1918

« Le programme du parti communiste n'est pas seulement le programme de la libération du prolétariat d'un pays. C'est le programme de la libération du prolétariat du monde entier. Car c'est le programme de la révolution internationale. »

N.I. Boukharine

Le programme des Communistes (Bolcheviks)

VII   Les libertés de la classe ouvrière et des paysans pauvres (Liberté de la parole et de la presse, d’association et de réunion, etc., dans la République des soviets.)

Maintenant que nous avons une dictature des ouvriers et paysans, dont le but est d’étrangler complètement la bourgeoisie, de lui enlever toute envie de tenter la restauration du pouvoir bourgeois, il est clair qu'il ne peut être question d’aucune grande liberté pour la bourgeoisie comme il ne peut être question de lui accorder le droit de vote ou de transformer le pouvoir des soviets en un parlement républicain bourgeois.

Le parti des communistes (bolchéviki) est accablé de tous côtés de cris furieux, quelquefois même de menaces : « Vous suspendez la presse, vous emprisonnez, vous interdisez des assemblées, vous foulez aux pieds la liberté de la parole et de la presse, vous restaurez l’autocratie, vous êtes des despotes et des assassins » et bien mieux encore.
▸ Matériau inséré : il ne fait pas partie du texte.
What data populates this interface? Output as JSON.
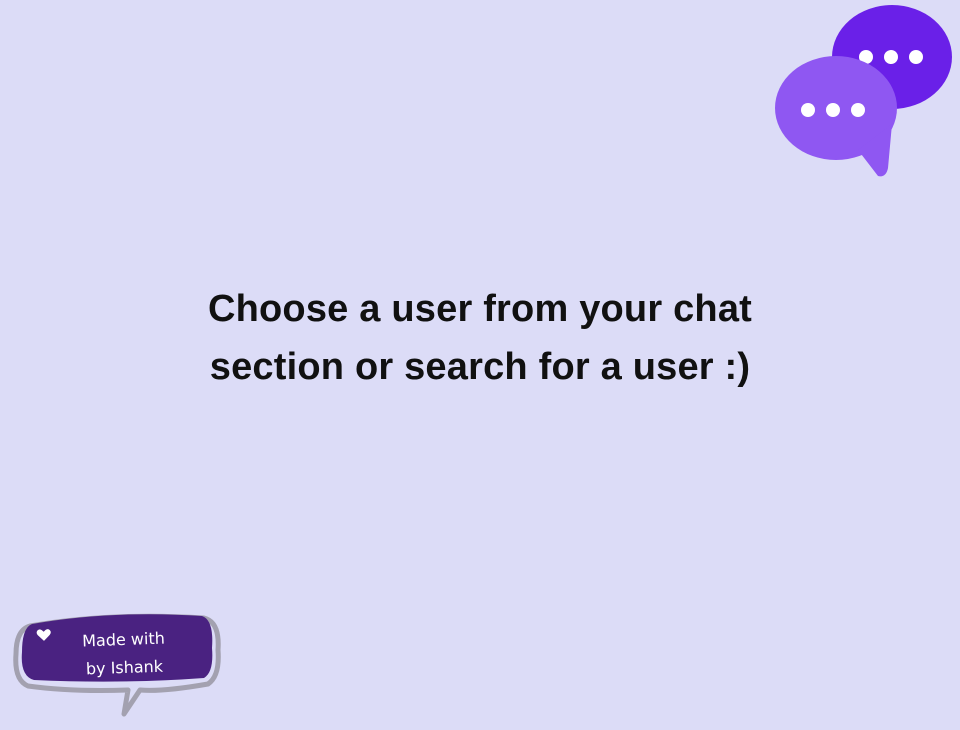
{
  "empty_state": {
    "line1": "Choose a user from your chat",
    "line2": "section or search for a user :)"
  },
  "credit": {
    "line1": "Made with",
    "line2": "by Ishank",
    "icon": "heart-icon"
  },
  "illustration": {
    "icon": "chat-bubbles-icon"
  },
  "colors": {
    "background": "#dcdcf7",
    "bubble_back": "#6a20e8",
    "bubble_front": "#8f57f2",
    "badge_fill": "#4a2281",
    "badge_outline": "#a3a1b0",
    "text": "#111111"
  }
}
Cette question des libertés dans la République des soviets doit être plus minutieusement étudiée.

Prenons d'abord un exemple : Lorsqu’en mars de l'année dernière (1917) la révolution éclata, les ministres impériaux (Stürmer, Protopopof, etc.) furent emprisonnés. Quelqu’un y fit-il opposition ? Personne. Et pourtant ces emprisonnements comme tous les emprisonnements, étaient une atteinte à la liberté individuelle. Pourquoi cette atteinte fut-elle admise de chacun ? et pourquoi dit-on maintenant : « Oui. on devait faire ainsi ! » Simplement parce que c'était l'emprisonnement de contre-révolutionnaires dangereux. Pendant la révolution on doit plus que jamais penser au onzième commandement « Prend garde ! » si l’on ne tient pas les yeux ouverts, si on laisse aller librement tous les ennemis du peuple, et qu’on ne prévienne pas le mal, il ne reste plus rien de la révolution.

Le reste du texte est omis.